Capítulo 20- Junto a ti- (capítulo con contenido erótico)

Esperamos a los chicos para cenar todo el tiempo que pudimos, pero parecía que su “conversación” tenía para rato aún, así que preparamos una pizza y la comimos sentados en el piso de la galería, esta sería nuestra última noche aquí, mañana al mediodía emprenderíamos el largo viaje de vuelta a la rutina diaria. La lluvia nos había aguado todo el fin de semana, pero podría decirse que había sido algo bueno, ya que de otra manera no hubiésemos podido conocernos tanto.
Después de cenar nos quedamos unos largos minutos contemplando la lluvia, todo era tan pacífico, nuestras almas se llenaban del sonido de la noche; sólo lamentaba no haber podido ver las estrellas. Una mirada fue suficiente para saber que era hora de irnos a dormir; limpiamos un poco y fuimos a la habitación. Nath se bañó primero, mientras yo terminaba de acomodar mis maletas, luego fue mi turno. Cuando volví al dormitorio, él estaba recostado sobre la cama tendida, en pijama y leyendo la tercera novela policial desde que habíamos salido de casa.
Lo miré divertida y me respondió la mirada con una sonrisa repleta de incertidumbre
-No no no- le dije riéndome –no quiero quedarme dormida tan pronto, esta vez la lectura la elijo yo- él no pudo evitar soltar una carcajada al oír mis palabras, recordando aquella vez que nos habíamos quedado dormidos en el piso de mi departamento leyendo una de sus novelas policiales.
-¿Qué proponés entonces?- dijo mientras marcaba la página y cerraba el libro.
Me di vuelta y busqué en mi bolso de mano el paquete que había comprado esa mañana que los encontramos peleando. –Esto- le dije extendiéndoselo. Agarró el paquete intrigado y con una sonrisa rompió el papel y leyó en voz alta “El faro del fin del mundo” de Julio Verne. Entonces  extendió su brazo sobre la almohada, mientras con la cabeza me hacía una seña para que me sentara a su lado, y así lo hice, bueno, no exactamente. Comencé sentada a su lado, pero a medida que el tiempo pasaba y los calambres propios de las posiciones incómodas nos atacaban sin piedad, me descubrí sentada entre sus piernas y con mi espalda apoyada en su pecho.
Llevábamos casi media novela leída cuando ocurrió, sus brazos disminuyeron la tensión dejando colgar el libro de sus manos, mientras su rostro buscaba refugio en mi hombro. Incliné mi torso, él levantó su cabeza y nos encontramos uno frente al otro, sin ninguna otra barrera entre nosotros más que el aire que exhalaban nuestros pulmones, sentí el roce de su aura contra la mía, y en un momento sin tiempo nos fundimos en un beso, un beso tan ansiado, donde todo lo ajeno dejó de existir, donde no había más realidad que la de ese instante, donde todo, al fin, era perfecto.

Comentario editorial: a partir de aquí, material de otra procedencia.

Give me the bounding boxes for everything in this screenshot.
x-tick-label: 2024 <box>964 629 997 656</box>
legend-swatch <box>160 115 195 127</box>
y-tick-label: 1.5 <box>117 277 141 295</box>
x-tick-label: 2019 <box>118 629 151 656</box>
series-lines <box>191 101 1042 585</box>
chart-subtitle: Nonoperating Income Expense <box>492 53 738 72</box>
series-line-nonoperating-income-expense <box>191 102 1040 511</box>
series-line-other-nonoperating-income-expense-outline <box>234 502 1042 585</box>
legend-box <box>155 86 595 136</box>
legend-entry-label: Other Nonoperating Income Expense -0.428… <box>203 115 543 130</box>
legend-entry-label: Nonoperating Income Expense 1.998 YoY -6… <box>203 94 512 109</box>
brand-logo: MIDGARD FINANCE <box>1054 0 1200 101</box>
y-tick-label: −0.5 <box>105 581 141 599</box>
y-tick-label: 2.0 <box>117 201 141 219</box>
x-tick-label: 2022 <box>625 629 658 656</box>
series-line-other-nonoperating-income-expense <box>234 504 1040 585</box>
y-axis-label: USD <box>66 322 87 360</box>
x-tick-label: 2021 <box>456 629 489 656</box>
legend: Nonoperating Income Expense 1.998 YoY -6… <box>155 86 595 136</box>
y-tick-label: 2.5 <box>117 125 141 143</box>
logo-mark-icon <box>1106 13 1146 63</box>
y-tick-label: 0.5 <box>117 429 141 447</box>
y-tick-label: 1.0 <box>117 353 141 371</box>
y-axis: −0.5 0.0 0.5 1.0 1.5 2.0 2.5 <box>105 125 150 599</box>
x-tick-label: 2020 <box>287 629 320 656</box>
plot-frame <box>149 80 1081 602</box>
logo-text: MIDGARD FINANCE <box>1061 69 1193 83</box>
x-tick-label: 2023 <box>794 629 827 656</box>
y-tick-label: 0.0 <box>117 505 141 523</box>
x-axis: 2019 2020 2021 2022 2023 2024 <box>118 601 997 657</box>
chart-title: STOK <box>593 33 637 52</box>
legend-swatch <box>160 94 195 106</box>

Nuestros rostros fueron alejándose poco a poco, nuestras miradas se cruzaron y sonreímos sonrojados. Giré sobre mí misma y lo abracé fuertemente, quedando con mi cara contra su pecho. Permanecimos en silencio largo rato, uno en brazos del otro, casi temiendo hacer algo que rompiera ese momento de perfección. Él acariciaba mi cabello y yo me hundía más y más en el acompasado sonido de sus latidos.
Levanté mi mirada lentamente, hasta encontrarme nuevamente ante sus dulces ojos ambarados, una hermosa sonrisa se dibujó en su rostro. Lo besé una y mil veces, y una y mil veces me correspondió. Así, gota a gota dejamos correr por nuestras venas la pasión y la lujuria contenidas desde aquella primera mirada.
Sus caricias, tímidas al principio, comenzaron a recorrer sin permiso mi piel, mientras sus besos me embriagaban de pasión. Y la ropa se volvió una barrera demasiado molesta. Sus manos firmes las arrancaron de mi piel, mientras que las mías, algo torpes por la mezcla de timidez y ardor lo liberaron lentamente de las suyas.

Entonces sus besos abandonaron mi boca y corrieron por mi cuello, mientras sus manos, ya sin recaudos, me envolvieron en caricias que me ataban con cuerdas invisibles a su cuerpo. Y la danza continuó, y antes de darme cuenta me encontré en su poder, embriagada de deseo, dejándome llevar por ese hombre a un paraíso terrenal en el que no había más que dos mortales fusionados en uno.